Órgãos públicos de regulação e fiscalização

Descreve as principais atribuições desses órgãos

CMN - Conselho Monetário Nacional

O CMN é o órgão deliberativo de cúpula do SFN.

Suas principais atribuições são:

  • Estabelecer as diretrizes gerais das políticas monetária, cambial e creditícia;
  • Regular as condições de constituição, funcionamento e fiscalização das instituições financeiras;
  • Disciplinar os instrumentos de política monetária e cambial.

O CMN é constituído pelos seguintes membros:

  • Ministro da Fazenda – presidente;
  • Ministro do Planejamento;
  • Presidente do Banco Central.

BACEN - Banco Central do Brasil

O Banco Central, autarquia vinculada ao Ministério da Fazenda, é um órgão executivo.

Tem como missão institucional a estabilidade do poder de compra da moeda e a solidez do sistema financeiro como um todo.

Suas atribuições privativas são, entre outras, as seguintes:

  • Emitir dinheiro;
  • Executar os serviços de circulação do dinheiro;
  • Executar os recolhimentos compulsórios, encaixes obrigatórios e depósitos voluntários das instituições financeiras;
  • Realizar operações de redesconto e empréstimos a instituições financeiras;
  • Controlar e fiscalizar o crédito;
  • Controlar e fiscalizar o capital estrangeiro;
  • Ser depositário de reservas oficiais de ouro e moedas estrangeiras no país;
  • Fiscalizar as instituições financeiras e aplicar as penalidades previstas;
  • Todos os atos relativos à instalação, funcionamento, fusões etc, de instituições financeiras;
  • Administrar a dívida interna.

Desde agosto de 2004, o cargo de Presidente do Banco Central do Brasil foi transformado em cargo de Ministro de Estado.

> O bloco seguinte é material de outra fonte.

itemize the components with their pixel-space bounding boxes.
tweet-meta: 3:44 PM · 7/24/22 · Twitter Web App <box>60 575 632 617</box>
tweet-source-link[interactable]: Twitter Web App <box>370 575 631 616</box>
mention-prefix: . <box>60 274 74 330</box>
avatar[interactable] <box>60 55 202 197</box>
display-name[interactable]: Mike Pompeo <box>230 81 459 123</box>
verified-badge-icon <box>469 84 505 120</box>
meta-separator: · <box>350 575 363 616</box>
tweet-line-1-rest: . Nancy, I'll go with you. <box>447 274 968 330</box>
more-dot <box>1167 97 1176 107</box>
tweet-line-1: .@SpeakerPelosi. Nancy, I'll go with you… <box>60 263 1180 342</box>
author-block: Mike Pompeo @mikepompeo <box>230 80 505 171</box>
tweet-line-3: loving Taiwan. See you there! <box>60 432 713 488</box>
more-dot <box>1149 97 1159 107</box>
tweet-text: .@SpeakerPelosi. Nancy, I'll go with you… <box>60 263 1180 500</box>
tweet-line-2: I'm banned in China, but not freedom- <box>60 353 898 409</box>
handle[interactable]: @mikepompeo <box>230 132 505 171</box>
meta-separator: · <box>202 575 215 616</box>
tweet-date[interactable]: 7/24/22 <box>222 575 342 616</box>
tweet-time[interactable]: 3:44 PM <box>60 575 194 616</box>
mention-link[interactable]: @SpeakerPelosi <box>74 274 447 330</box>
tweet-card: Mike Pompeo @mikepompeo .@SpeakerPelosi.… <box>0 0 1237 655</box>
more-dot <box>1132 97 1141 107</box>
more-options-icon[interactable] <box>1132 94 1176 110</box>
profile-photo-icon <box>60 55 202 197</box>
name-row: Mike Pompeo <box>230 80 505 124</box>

Funcionam junto ao BACEN Conselhos e Comitês com funções específicas, dentre os quais se destacam:

  • COPOM – Comitê de Política Monetária;
  • SPB – Sistema de Pagamentos Brasileiro

CVM - Comissão de Valores Mobiliários

Autarquia vinculada ao Ministério da Fazenda. 

Compete à CVM:

  • Assegurar o funcionamento eficiente e regular dos mercados de bolsa e de balcão;
  • Regulamentar, orientar e fiscalizar os fundos de investimento;
  • Proteger os titulares de valores mobiliários contra emissões irregulares e atos ilegais de administradores e acionistas controladores de companhias ou de administradores de carteira de valores mobiliários;
  • Evitar ou coibir modalidades de fraudes ou manipulação destinadas a criar condições artificiais de demanda, oferta ou preço de valores mobiliários negociados no mercado;
  • Assegurar o acesso do público a informações sobre valores mobiliários negociados e às companhias que os tenham emitido;
  • Assegurar a observância de práticas comerciais equitativas no mercado de valores mobiliários;
  • Estimular a formação de poupança e sua aplicação em valores mobiliários;
  • Promover a expansão e o funcionamento eficiente e regular do mercado de ações e estimular as aplicações permanentes em ações do capital social das companhias abertas.